Die Vermieterin begründet ihr Vorgehen damit, dass der befristete Mietvertrag abgelaufen und die Miete vom Jobcenter seit April nicht mehr gezahlt worden sei. Als man damit begonnen habe, die Möbel gemäß der gerichtlichen einstweiligen Verfügung zurück­zu­schaffen, seien comicartige Zeichnungen gefunden worden, die wegen ihres Inhalts zur Anzeige gegen den Mieter wegen des Verdachts des Besitzes kinderpor­no­gra­phischer Schriften geführt hätten. Die Vermieterin habe mittlerweile, wenn auch erst eine Woche nach der Räumung, dem Mieter formgerecht die fristlose Kündigung erklärt.

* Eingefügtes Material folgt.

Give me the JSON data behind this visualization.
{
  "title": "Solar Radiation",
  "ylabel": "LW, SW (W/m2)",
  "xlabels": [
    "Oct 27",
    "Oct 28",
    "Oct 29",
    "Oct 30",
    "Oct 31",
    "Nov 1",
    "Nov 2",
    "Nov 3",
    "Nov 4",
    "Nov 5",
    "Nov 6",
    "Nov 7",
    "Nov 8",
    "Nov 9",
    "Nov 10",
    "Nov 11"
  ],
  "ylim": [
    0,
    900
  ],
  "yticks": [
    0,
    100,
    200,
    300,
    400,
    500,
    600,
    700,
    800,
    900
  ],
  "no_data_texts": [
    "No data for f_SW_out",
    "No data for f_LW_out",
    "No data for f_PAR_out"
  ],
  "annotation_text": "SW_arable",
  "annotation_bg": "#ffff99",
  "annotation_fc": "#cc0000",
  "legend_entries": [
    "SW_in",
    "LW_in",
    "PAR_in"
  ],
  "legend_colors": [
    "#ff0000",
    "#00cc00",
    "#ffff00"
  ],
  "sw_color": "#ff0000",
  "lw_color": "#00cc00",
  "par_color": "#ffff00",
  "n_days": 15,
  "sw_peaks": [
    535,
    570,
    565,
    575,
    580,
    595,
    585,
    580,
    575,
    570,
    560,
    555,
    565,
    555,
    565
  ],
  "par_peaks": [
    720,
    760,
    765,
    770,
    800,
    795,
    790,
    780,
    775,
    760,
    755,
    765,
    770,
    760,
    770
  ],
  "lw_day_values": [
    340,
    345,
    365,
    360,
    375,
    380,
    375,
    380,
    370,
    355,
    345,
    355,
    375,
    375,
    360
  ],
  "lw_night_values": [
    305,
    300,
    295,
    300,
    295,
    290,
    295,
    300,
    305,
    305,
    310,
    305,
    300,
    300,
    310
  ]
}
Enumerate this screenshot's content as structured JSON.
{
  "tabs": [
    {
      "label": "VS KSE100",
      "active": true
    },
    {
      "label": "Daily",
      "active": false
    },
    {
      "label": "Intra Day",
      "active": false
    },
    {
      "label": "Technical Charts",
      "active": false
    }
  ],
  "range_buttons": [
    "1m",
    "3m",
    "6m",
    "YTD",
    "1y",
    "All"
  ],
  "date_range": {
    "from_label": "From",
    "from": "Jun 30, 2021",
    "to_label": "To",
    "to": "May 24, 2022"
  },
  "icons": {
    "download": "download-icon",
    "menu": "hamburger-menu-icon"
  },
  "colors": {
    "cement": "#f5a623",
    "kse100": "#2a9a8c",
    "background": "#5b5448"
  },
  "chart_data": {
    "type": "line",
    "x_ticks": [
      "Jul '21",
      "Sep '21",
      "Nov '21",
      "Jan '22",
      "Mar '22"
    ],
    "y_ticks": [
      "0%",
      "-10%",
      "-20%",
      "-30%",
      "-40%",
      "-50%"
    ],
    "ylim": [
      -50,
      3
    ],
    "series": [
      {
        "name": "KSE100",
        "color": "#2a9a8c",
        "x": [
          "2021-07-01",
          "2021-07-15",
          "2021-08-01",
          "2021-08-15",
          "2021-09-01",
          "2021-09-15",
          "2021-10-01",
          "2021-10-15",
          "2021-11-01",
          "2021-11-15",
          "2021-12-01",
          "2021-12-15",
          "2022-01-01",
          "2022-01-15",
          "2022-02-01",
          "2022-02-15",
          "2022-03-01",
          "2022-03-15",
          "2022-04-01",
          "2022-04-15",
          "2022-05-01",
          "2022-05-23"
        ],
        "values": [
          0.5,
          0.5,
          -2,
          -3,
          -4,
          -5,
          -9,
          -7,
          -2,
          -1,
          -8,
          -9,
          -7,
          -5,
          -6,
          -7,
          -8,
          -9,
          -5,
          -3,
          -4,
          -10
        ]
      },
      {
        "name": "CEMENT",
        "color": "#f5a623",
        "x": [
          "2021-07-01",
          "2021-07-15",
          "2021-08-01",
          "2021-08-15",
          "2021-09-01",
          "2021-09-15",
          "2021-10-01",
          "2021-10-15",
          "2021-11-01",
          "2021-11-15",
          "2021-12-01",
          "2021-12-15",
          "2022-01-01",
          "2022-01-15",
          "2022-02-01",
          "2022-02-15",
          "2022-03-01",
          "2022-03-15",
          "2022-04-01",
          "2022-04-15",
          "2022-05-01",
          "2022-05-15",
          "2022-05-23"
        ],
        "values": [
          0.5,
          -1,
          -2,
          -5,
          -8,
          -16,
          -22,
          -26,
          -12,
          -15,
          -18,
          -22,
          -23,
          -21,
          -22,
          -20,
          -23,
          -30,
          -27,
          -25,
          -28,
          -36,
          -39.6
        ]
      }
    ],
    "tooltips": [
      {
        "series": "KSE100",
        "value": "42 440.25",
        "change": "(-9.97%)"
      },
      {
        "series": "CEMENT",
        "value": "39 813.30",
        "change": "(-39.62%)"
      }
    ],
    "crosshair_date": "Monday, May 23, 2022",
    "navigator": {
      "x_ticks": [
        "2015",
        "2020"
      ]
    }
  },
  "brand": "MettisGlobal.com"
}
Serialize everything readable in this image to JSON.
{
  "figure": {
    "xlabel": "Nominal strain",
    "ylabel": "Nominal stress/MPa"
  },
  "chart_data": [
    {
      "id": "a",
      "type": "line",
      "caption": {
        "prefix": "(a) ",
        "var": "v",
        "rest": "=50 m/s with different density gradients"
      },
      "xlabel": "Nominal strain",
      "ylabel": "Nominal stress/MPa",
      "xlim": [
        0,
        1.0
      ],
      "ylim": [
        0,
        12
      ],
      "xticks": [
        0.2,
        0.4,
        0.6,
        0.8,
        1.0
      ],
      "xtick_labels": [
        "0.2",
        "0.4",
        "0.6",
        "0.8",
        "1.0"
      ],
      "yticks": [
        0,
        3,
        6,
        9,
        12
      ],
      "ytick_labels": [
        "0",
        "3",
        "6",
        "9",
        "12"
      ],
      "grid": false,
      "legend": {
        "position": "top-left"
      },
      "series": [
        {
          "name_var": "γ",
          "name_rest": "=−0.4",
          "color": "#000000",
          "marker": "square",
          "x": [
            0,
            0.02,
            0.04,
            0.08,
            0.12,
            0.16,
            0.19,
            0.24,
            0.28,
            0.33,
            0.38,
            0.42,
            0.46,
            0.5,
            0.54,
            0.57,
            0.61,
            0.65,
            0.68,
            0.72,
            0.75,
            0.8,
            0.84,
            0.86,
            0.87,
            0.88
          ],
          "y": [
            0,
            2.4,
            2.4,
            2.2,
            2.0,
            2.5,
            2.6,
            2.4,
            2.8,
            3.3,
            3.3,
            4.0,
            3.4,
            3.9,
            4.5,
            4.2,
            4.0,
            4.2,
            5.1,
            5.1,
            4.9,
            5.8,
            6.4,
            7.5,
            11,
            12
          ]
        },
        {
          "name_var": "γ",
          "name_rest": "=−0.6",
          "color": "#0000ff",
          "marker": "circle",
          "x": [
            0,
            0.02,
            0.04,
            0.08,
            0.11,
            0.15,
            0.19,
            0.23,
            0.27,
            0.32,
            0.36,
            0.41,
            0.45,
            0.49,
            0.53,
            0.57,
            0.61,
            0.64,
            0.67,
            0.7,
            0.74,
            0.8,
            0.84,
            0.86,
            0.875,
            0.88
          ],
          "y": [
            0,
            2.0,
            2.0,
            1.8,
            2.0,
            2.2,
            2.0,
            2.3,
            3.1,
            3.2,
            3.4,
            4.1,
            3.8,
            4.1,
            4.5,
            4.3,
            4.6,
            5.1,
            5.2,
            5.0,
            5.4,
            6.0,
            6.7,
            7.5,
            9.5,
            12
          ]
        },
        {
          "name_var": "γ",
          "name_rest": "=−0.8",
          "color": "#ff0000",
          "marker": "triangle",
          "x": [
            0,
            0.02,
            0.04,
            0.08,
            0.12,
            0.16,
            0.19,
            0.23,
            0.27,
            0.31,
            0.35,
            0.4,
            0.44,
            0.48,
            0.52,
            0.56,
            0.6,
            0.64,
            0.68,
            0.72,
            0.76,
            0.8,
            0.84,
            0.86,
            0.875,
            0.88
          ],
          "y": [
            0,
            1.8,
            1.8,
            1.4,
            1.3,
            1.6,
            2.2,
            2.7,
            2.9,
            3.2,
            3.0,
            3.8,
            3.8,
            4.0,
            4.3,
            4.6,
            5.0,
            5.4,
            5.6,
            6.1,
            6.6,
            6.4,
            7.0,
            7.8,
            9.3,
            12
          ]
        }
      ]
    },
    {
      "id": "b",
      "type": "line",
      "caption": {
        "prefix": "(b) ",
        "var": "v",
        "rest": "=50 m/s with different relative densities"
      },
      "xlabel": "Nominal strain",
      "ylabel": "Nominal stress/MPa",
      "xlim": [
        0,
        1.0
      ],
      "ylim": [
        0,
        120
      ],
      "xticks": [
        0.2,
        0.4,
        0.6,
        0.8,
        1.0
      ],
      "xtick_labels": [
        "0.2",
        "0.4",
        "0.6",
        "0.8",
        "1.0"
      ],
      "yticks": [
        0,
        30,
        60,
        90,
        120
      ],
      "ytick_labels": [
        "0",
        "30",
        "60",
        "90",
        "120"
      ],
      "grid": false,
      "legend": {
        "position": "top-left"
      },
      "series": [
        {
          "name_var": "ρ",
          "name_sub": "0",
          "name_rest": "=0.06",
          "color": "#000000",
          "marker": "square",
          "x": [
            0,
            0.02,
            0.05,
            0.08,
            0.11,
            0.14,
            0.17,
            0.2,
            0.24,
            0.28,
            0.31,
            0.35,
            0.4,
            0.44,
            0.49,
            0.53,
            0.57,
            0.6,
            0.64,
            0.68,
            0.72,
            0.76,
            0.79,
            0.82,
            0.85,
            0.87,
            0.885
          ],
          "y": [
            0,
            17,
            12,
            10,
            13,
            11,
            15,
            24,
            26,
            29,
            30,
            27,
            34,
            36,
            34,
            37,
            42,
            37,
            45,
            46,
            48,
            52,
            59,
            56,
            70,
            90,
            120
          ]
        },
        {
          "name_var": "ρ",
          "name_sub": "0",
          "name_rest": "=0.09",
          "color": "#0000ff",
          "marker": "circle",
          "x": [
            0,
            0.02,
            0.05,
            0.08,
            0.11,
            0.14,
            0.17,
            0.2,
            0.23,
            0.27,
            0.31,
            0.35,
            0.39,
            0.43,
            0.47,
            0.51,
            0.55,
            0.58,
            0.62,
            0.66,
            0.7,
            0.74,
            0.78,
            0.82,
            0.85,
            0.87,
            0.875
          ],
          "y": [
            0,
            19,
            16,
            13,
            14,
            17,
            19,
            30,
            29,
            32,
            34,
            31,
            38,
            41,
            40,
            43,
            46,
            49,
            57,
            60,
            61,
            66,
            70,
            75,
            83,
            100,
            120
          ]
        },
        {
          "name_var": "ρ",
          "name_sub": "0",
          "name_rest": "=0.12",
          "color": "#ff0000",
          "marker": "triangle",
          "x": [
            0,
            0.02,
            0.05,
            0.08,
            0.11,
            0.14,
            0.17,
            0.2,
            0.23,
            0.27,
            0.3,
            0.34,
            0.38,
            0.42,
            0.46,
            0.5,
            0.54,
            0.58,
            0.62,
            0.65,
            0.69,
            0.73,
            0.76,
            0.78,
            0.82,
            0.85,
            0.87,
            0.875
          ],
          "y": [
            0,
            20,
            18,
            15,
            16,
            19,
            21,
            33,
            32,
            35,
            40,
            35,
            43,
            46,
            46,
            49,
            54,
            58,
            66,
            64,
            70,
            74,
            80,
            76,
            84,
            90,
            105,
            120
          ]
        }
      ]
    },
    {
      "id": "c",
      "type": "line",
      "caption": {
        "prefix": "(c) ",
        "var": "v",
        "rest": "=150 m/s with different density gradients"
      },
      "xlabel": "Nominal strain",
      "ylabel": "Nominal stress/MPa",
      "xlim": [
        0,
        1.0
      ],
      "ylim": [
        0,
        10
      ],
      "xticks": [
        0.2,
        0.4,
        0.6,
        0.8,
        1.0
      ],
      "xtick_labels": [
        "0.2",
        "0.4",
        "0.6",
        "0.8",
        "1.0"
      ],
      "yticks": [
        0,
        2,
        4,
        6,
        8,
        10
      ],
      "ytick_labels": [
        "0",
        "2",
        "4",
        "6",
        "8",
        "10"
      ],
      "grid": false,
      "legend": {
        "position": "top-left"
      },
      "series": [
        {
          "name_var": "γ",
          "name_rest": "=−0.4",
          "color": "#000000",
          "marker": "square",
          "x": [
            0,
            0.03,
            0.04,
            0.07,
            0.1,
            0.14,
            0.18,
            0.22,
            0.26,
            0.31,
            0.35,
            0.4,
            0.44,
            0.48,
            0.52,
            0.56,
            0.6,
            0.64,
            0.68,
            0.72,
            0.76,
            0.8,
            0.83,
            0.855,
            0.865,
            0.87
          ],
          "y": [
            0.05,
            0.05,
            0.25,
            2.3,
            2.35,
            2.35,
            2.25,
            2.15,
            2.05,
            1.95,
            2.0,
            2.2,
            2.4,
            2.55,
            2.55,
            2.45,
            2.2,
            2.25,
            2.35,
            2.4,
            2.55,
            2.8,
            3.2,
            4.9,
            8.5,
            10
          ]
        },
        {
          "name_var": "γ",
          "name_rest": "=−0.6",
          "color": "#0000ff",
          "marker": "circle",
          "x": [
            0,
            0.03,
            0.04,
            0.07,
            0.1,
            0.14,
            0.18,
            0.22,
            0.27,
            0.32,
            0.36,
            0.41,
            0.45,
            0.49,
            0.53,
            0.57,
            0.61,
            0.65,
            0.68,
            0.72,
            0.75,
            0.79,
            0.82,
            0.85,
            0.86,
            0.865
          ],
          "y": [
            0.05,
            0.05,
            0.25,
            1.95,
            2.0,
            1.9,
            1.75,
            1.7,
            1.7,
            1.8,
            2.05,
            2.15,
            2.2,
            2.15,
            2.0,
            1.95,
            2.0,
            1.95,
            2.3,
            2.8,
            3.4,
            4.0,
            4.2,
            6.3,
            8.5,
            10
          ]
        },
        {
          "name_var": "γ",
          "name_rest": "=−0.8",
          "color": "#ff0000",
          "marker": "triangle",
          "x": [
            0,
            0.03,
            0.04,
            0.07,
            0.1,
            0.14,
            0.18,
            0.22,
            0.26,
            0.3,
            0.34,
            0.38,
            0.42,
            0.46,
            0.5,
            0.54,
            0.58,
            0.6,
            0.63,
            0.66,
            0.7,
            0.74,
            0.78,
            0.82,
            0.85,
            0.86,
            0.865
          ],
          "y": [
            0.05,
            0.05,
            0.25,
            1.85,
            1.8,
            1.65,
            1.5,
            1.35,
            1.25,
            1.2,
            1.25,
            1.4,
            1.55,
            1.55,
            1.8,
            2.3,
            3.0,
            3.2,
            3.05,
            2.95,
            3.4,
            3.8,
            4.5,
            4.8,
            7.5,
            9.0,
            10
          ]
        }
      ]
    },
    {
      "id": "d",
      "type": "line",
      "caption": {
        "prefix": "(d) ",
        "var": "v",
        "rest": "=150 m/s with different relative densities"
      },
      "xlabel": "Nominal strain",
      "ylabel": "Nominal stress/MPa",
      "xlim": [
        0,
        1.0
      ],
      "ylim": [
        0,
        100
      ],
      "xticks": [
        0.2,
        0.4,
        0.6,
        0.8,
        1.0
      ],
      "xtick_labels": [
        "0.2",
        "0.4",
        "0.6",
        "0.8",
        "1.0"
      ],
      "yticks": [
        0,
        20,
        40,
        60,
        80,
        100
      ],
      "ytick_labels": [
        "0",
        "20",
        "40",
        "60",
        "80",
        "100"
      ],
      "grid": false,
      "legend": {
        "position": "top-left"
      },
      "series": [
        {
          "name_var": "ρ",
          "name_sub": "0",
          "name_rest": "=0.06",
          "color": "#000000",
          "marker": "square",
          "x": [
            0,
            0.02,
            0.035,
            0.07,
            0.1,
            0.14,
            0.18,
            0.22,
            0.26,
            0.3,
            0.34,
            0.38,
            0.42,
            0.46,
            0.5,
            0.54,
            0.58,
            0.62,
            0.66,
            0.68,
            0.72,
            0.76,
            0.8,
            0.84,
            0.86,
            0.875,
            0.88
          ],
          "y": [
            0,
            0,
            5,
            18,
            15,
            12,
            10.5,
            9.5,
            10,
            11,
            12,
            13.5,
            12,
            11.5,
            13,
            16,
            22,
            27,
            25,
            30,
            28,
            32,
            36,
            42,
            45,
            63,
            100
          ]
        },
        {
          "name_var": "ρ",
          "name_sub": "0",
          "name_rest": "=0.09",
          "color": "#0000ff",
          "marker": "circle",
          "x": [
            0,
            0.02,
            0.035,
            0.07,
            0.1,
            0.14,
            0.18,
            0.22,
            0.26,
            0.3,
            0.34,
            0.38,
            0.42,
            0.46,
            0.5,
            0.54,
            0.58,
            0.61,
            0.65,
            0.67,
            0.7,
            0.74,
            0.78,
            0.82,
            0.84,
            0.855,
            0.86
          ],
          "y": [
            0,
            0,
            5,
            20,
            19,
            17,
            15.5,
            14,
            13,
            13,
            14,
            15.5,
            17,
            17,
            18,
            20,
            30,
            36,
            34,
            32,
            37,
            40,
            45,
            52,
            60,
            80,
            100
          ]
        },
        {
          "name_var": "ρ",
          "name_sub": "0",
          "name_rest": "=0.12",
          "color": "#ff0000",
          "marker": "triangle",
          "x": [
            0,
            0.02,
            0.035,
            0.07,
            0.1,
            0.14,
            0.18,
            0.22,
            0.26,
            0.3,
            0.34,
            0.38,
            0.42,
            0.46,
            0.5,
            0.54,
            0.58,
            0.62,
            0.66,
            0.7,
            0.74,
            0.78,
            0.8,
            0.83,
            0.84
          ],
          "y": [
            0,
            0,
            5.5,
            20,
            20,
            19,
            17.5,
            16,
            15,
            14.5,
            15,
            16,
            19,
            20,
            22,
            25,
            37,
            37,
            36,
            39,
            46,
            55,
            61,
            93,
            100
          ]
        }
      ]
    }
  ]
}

Vermieter darf Mieterschutz nicht durch Entziehung der Wohnung aushebeln

Das Amtsgericht München gab dem Kläger Recht. Werde dem Besitzer eines Grundstücks der Besitz durch verbotene Eigenmacht entzogen, dürfe er sich sofort nach der Entziehung wieder des Besitzes bemächtigen. Der Mieter habe sich um 19 Uhr nicht auf eine körperliche Ausein­an­der­setzung mit den Mitarbeitern der Beklagten einlassen müssen, sondern habe noch ein paar Stunden warten dürfen, um sich in der Nacht wieder in den Besitz seiner Wohnung zu setzen. Ansprüche der Beklagten auf Räumung und Herausgabe der Wohnung stünden vorliegend nicht rechtskräftig fest. Der Vermieter könne den Mieterschutz der §§ 573 ff. BGB nicht dadurch aushebeln, dass er den Mieter mit Gewalt der Wohnung entsetze.

Bei unzulässiger Räumung gefundene Zeichnungen nicht relevant

Aus den auch erst nach der unzulässigen Räumung aufgefundenen Zeichnungen, die der Mieter für seinen Bruder aufbewahrt haben will, ergäbe sich keine konkrete Gefahr für Leib oder Leben Dritter. Gerade auf einem Wohnungsmarkt, der wie der in München derart angespannt sei, könne ein Verhalten wie das der Beklagten schlicht nicht geduldet werden.